Mais alors, qu’apporte cette fameuse Enhanced Edition ? Eh bien, pas mal de choses ! D’abord, plusieurs modes graphiques (allant du 4K natif/30 FPS au 2K/120 FPS sur Series X), ce qui permet d’adapter son expérience en fonction de son niveau de tolérance à la fluidité ou à la netteté. Le mode Performance en 60 FPS reste la meilleure option, avec une belle stabilité même dans les zones touffues en mutants. L’éclairage a été retravaillé, les reflets aussi, les modèles 3D font moins peur (sauf quand ils sont censés faire peur), et des fonctionnalités modernes sont là : support clavier/souris, mods, meilleure gestion des sticks et même un auto-aim optionnel. On n’est pas encore chez Digital Foundry, mais l’effort est bien là.

Ambiance ambiance

Évidemment, tout n’est pas parfait. Certaines animations semblent sorties d’un musée du gif soviétique, l’interface pique encore un peu les yeux, et les effets visuels (l’eau notamment) rappellent qu’on parle de jeux de 20 piges. Mais honnêtement, ça tourne bien, ça reste jouable, et c’est surtout plus accessible que jamais.

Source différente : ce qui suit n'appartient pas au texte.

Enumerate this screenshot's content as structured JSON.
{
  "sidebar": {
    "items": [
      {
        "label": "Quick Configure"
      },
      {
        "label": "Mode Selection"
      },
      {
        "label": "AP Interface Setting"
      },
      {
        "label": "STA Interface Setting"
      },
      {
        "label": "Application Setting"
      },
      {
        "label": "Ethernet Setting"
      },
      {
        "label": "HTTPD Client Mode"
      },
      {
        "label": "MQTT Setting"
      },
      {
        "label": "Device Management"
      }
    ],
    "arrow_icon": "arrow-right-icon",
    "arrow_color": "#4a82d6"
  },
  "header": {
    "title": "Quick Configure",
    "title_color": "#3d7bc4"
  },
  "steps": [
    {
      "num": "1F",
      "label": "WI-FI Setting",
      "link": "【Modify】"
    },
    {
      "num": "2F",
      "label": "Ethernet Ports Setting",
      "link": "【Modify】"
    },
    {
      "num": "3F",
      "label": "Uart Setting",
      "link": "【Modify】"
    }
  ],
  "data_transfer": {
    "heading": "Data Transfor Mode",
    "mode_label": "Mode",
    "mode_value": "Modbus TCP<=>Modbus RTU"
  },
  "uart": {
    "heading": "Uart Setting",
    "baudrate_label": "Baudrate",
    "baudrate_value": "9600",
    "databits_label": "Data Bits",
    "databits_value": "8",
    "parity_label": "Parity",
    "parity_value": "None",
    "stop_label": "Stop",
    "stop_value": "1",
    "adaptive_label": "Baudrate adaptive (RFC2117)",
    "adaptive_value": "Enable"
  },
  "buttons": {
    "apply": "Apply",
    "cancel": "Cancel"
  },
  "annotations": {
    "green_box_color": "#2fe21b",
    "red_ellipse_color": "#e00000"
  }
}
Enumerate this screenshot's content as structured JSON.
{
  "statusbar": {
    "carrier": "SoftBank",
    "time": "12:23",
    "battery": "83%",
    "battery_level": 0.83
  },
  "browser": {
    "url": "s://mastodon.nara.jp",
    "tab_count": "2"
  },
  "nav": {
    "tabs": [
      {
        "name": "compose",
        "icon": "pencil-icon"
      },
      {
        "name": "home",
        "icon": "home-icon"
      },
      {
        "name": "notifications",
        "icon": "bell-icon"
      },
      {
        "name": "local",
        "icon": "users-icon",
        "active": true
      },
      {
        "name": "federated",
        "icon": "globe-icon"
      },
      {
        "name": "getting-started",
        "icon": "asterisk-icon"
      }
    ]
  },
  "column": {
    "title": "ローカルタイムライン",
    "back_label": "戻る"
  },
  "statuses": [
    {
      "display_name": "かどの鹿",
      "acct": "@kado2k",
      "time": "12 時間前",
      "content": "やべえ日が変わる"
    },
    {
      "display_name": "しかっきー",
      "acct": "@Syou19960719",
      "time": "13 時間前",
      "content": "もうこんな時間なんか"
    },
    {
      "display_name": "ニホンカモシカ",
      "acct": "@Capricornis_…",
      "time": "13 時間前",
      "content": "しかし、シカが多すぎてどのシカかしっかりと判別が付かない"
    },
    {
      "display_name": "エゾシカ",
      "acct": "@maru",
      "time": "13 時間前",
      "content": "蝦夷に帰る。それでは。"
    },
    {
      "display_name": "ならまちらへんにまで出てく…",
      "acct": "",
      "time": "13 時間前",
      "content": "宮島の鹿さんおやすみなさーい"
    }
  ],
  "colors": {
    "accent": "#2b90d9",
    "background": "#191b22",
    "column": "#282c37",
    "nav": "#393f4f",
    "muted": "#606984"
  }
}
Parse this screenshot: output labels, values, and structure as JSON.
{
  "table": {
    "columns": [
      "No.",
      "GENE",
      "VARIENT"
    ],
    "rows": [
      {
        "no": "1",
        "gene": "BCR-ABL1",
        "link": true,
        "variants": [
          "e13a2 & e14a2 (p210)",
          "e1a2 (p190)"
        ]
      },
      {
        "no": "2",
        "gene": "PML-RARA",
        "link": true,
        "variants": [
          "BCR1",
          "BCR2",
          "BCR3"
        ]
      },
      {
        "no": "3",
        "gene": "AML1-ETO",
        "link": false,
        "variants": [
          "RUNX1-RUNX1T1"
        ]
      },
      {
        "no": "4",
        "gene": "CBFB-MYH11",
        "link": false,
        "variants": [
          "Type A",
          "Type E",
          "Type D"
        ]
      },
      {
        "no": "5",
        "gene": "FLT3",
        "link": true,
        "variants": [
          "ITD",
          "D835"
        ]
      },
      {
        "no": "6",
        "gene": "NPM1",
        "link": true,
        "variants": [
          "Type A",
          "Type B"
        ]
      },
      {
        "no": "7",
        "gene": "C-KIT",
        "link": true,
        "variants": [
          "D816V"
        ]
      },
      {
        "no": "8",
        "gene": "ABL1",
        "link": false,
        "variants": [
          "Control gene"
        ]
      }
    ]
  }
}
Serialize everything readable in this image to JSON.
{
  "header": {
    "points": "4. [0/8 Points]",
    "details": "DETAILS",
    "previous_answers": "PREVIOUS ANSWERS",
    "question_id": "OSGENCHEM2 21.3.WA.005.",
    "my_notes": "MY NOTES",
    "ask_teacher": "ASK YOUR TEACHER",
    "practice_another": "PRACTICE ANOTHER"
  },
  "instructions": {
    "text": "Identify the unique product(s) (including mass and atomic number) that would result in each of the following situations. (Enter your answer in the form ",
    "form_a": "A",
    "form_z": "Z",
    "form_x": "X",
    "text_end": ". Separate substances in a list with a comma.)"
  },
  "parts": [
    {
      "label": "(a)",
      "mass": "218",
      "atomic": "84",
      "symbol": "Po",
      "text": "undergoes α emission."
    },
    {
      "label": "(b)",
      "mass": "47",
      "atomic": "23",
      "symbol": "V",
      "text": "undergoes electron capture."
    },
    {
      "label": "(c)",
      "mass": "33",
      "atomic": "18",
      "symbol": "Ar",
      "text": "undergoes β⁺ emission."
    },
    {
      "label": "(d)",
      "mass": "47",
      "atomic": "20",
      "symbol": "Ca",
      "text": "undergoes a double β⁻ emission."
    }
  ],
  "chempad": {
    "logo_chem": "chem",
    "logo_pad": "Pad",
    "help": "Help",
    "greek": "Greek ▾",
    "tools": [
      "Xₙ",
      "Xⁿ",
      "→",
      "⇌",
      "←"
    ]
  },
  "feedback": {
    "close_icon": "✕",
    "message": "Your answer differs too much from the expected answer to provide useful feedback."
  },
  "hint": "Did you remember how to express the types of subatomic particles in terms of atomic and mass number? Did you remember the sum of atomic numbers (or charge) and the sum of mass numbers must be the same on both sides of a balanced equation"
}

Cette trilogie est une plongée dans un FPS qui sent bon l’époque où on ne vous tenait pas par la main toutes les cinq minutes. Oui, c’est rugueux. Oui, c’est daté. Mais c’est aussi incroyablement prenant. Pour 39,99 €, c’est un ticket pour la Zone en classe radioactive, avec modding, performance et nostalgie inclus dans le package. Si vous aimez les FPS immersifs à l’ancienne ou si vous voulez découvrir pourquoi certains parlent de S.T.A.L.K.E.R. comme d’un Half-Life ukrainien post-apocalyptique, c’est le moment. La Zone n’attend que vous. Et elle ne rend pas toujours les gens entiers.

Bref, S.T.A.L.K.E.R. : Legends of the Zone Trilogy (Enhanced Edition), c’est un retour réussi pour une trilogie culte. Vieillotte, certes, mais toujours aussi fascinante. Comme un vieux fusil rouillé… qui tire encore droit.